朝起きられない子どもは病気!? 中学生の約10%が発症する起立性調節障害の仕組みと対処法を知り、我が子をサポートする
公開日:2023/9/13
学校があるのに、朝、我が子が起きられないと、親としては学校生活で何か問題が起きているのではないかと不安になるもの。だが、そうした時には心の問題と共に、体に原因があるのではないかという視点を持つことも大切。なぜなら、思春期に発症しやすい「起立性調節障害(OD)」という、体の病気があるからだ。
『起立性調節障害お悩み解消BOOK 「朝起きられない」子に親ができること!』(吉田誠司/翔泳社)は、この病気の症状や治療法などを分かりやすく学べる一冊である。
著者は2014年、起立性調節障害に関する研究で医学博士号を取得。現在は大阪医科薬科大学小児科で心身症外来を担当しつつ、テレビやラジオで起立性調節障害について解説し、病気の周知に取り組んでいる。
本書では起立性調節障害が気持ちの問題ではなく、体の病気であることが詳しく解説されており、当事者の苦しみが分かりやすい。
■そもそも「起立性調節障害」ってどんな病気?
起立性調節障害は、思春期に発症しやすい体の病気のひとつ。著者いわく、原因は自律神経のバランスの乱れだという。自律神経は幼少期には交感神経(覚醒モード)が優位だが、成人期には副交感神経(リラックスモード)が優位になる。思春期は、その過渡期にあたり、自我同一性を確立する時期でもあるため、自律神経のバランスが崩れやすくなるそう。
主な症状は、頭痛や立ちくらみ、めまい、倦怠感など。午前中に症状が強く現れることから、学校への遅刻や欠席に繋がりやすい。著者によれば、中学生の約10%が、この病気で悩んでいるそうだ。
午後になって症状が落ち着くと元気になったり、テンションがあがる楽しいことがある日には朝から元気に過ごせることもあったりするため、起立性調節障害の子は「怠けているだけ」と誤解されやすい。
だが、周囲がそうした態度であると、起立性調節障害の子は孤立し、頑張れない自分を責めてしまう。だからこそ、親や周囲の大人は「朝起きられない」という子どもの悩みをじっくり聞き、様々な角度から原因を探っていく必要がある。
著者いわく、起立性調節障害は適切な治療が行われた場合、軽症であると数ヶ月以内に症状が改善するそう。だが、週に1~2回、遅刻や欠席が見られる「中等症」では1年後の回復率は50%、2~3年後は70~80%であるのだとか。
なお、不登校を患う「重症」では、1年後の復学率は30%。社会復帰には少なくとも2~3年はかかると考えたほうがいいとのこと。
この病気は心理的・社会的なストレスで悪化するため、早めに病院を受診することが重要だ。
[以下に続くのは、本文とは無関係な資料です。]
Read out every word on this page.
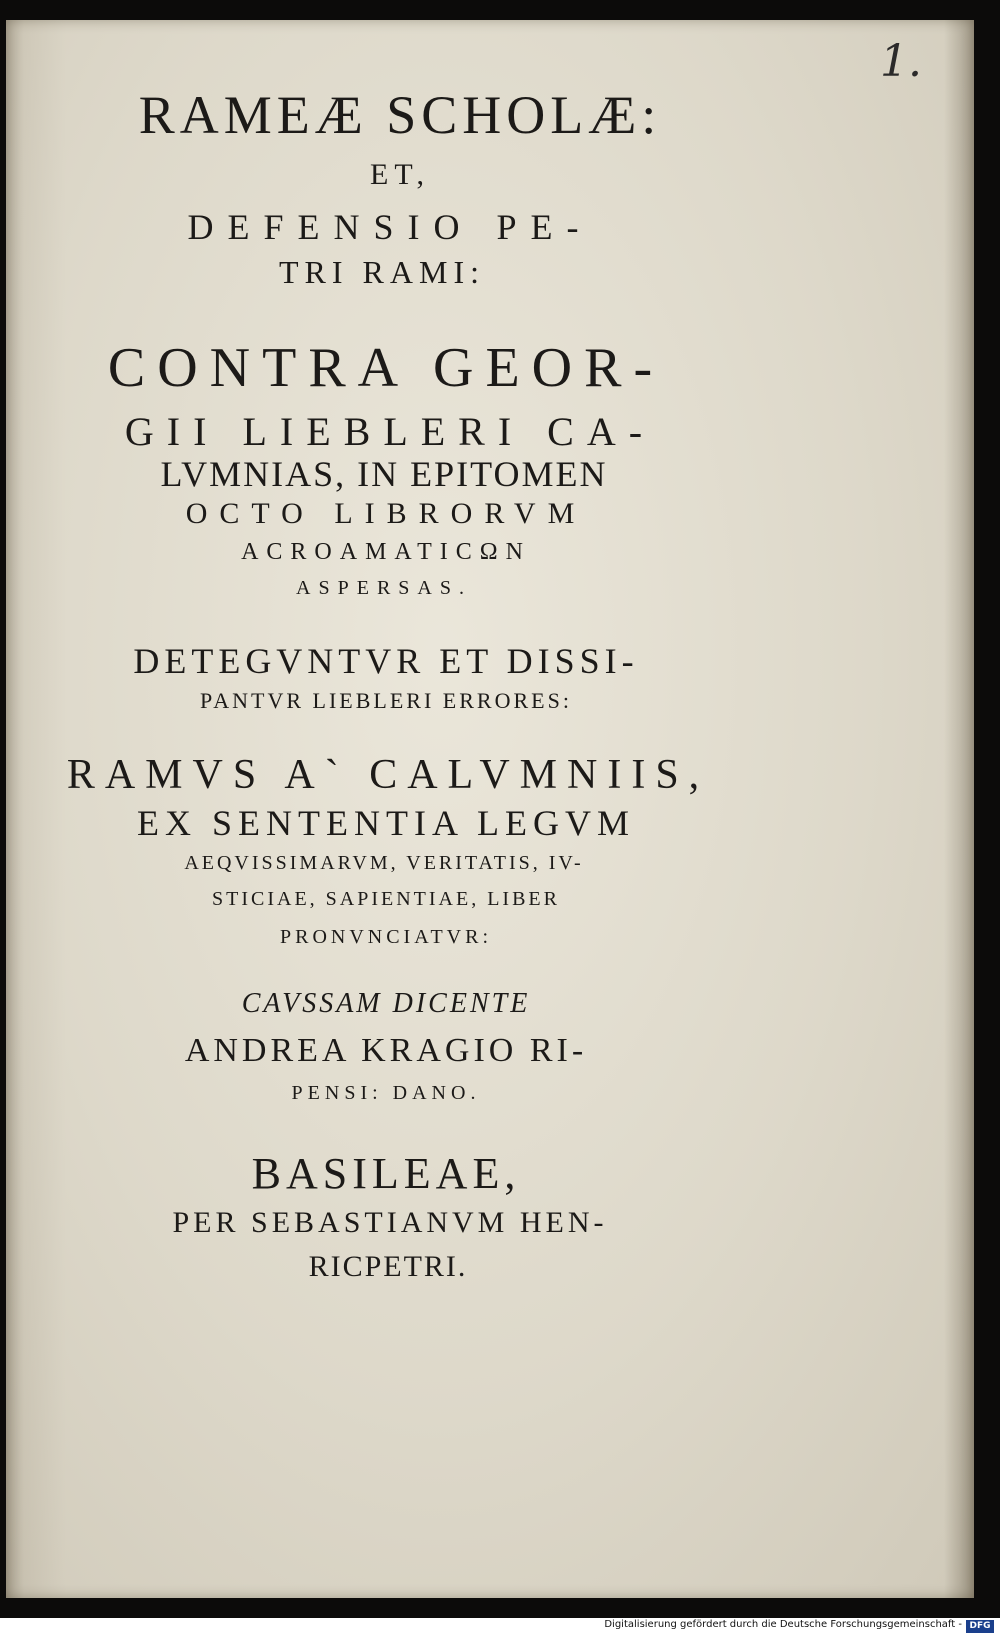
1.
RAMEÆ SCHOLÆ:
ET,
DEFENSIO PE-
TRI RAMI:
CONTRA GEOR-
GII LIEBLERI CA-
LVMNIAS, IN EPITOMEN
OCTO LIBRORVM
ACROAMATICΩN
ASPERSAS.
DETEGVNTVR ET DISSI-
PANTVR LIEBLERI ERRORES:
RAMVS A` CALVMNIIS,
EX SENTENTIA LEGVM
AEQVISSIMARVM, VERITATIS, IV-
STICIAE, SAPIENTIAE, LIBER
PRONVNCIATVR:
CAVSSAM DICENTE
ANDREA KRAGIO RI-
PENSI: DANO.
BASILEAE,
PER SEBASTIANVM HEN-
RICPETRI.
Digitalisierung gefördert durch die Deutsche Forschungsgemeinschaft - DFG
本書には病院選びのポイントも詳しく記されているので、ぜひ参考にしてほしい。
■家庭で気をつけたい「食事・運動・睡眠」のポイントは?
起立性調節障害を改善するには、家族のサポートも必要不可欠。例えば、日々の食事でも気をつけたいポイントがある。
著者いわく、起立性調節障害の子に推奨されている水分量は1日1.5~2L、塩分は1日8~10gであるそう。こうした食事は、症状の強い午前中に摂ると効果的なのだとか。
また、就寝・起床時間をできるだけ一定にし、体内リズムを整えやすくすることも重要。そのためには、休日の起床時間が平日より2時間以上遅くならないよう、注意したい。
なお、活動量の減少に伴って低下した心肺機能や筋力・血行の改善も、起立性調節障害の症状をよくすることに繋がるという。そこで取り組みたいのが、有酸素運動。まずは、座りながらできる「カーフレイズ」や寝たままできるエアロバイク、柔軟体操、ストレッチで筋肉をほぐし、血行をよくするのがおすすめだ。
・座ってできるカーフレイズのやり方
①椅子に座り、両足を少し前に出す。
②その状態でかかとを限界まで上げて、ゆっくり下ろす。
③この動作を20回1セットなど、回数を決めて行う。
著者は他にも、起立性調節障害の子にとってよい起こし方や規則正しい生活を送るためのタイムスケジュールの決め方など、親が意識したいサポート法を具体的に紹介。起立性調節障害を学校側に理解してもらうコツも分かりやすく解説されているので、そちらもチェックしてほしい。
夏休みのような長期休暇中、ゲームやネットなどに熱中して夜更かしをする日が増えると、自律神経の日中リズムの乱れに繋がりやすくなる。休み明けには我が子の様子をよく観察し、もしもの時にいち早く対処できるよう、本書を手元に置いてほしい。